Nick, a young reader in Georgia, opens up:
I am not sure if you are still running your series on religious choices, but I feel like this topic is especially poignant to me. My biggest religious choice was when I chose to stop following Jesus when I was 24. I’m 28 now, and it is still one of the hardest and most painful decisions I have ever made.
From my high school days up through the end of college, I was madly in pursuit of a relationship with Jesus. As a Christian, I felt it my calling. I would go to church on Sunday by myself and sit in the pew and bask in the glow of fellowship with other church members who also searched for His presence and warmth.
When I got to college, I joined a “non-denominational” contemporary Christian college ministry and it was the perfect fit.
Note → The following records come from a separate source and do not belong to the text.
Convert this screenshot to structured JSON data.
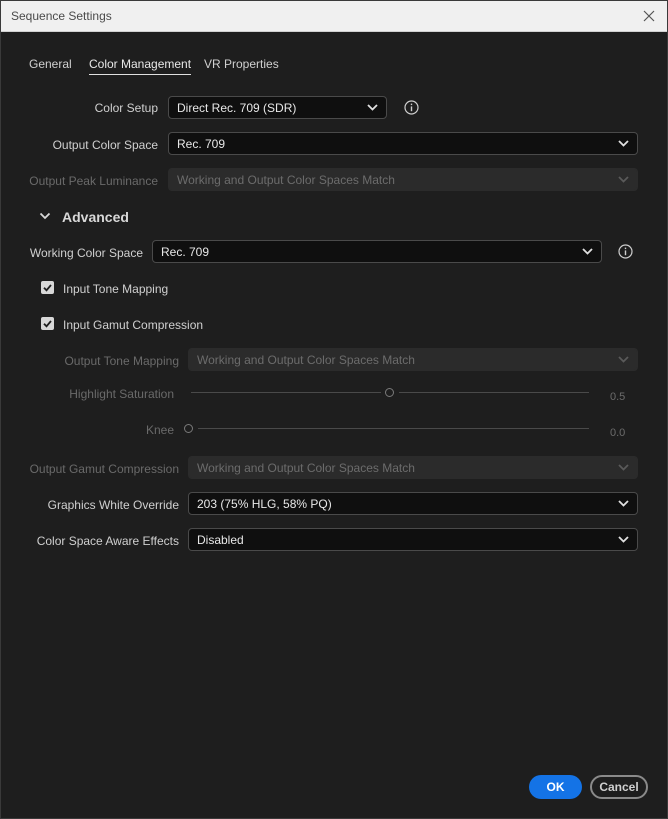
{
  "window": {
    "title": "Sequence Settings"
  },
  "tabs": [
    {
      "label": "General"
    },
    {
      "label": "Color Management"
    },
    {
      "label": "VR Properties"
    }
  ],
  "fields": {
    "color_setup": {
      "label": "Color Setup",
      "value": "Direct Rec. 709 (SDR)"
    },
    "output_color_space": {
      "label": "Output Color Space",
      "value": "Rec. 709"
    },
    "output_peak_luminance": {
      "label": "Output Peak Luminance",
      "value": "Working and Output Color Spaces Match"
    },
    "working_color_space": {
      "label": "Working Color Space",
      "value": "Rec. 709"
    },
    "output_tone_mapping": {
      "label": "Output Tone Mapping",
      "value": "Working and Output Color Spaces Match"
    },
    "highlight_saturation": {
      "label": "Highlight Saturation",
      "value": "0.5",
      "level": 0.5
    },
    "knee": {
      "label": "Knee",
      "value": "0.0",
      "level": 0.0
    },
    "output_gamut_compression": {
      "label": "Output Gamut Compression",
      "value": "Working and Output Color Spaces Match"
    },
    "graphics_white_override": {
      "label": "Graphics White Override",
      "value": "203 (75% HLG, 58% PQ)"
    },
    "color_space_aware_effects": {
      "label": "Color Space Aware Effects",
      "value": "Disabled"
    }
  },
  "advanced": {
    "label": "Advanced",
    "expanded": true
  },
  "checkboxes": {
    "input_tone_mapping": {
      "label": "Input Tone Mapping",
      "checked": true
    },
    "input_gamut_compression": {
      "label": "Input Gamut Compression",
      "checked": true
    }
  },
  "buttons": {
    "ok": "OK",
    "cancel": "Cancel"
  },
  "icons": {
    "close": "close-icon",
    "info": "info-icon",
    "chevron": "chevron-down-icon",
    "check": "checkmark-icon"
  },
  "colors": {
    "accent": "#1473e6",
    "background": "#1e1e1e",
    "titlebar": "#f0f0f0"
  }
}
All of my friends were in the church. I traveled across North America on missions to Colorado, Memphis, Mexico, and Honduras and had the time of my life seeing various cultures and feeling a closeness, a connection with God. I felt his presence in my prayers, felt it when I was in the woods, walking with Him in closeness. There were intense joys but also intense sorrows when I would fall short. But I knew I was imperfect, and that all my shortcomings could be made up by seeking His presence.
But when I was 21, I decided that I wanted to start being honest with myself and respect my wants/needs more often. I was gay and closeted and living in fear that God could never love someone so different and unnatural.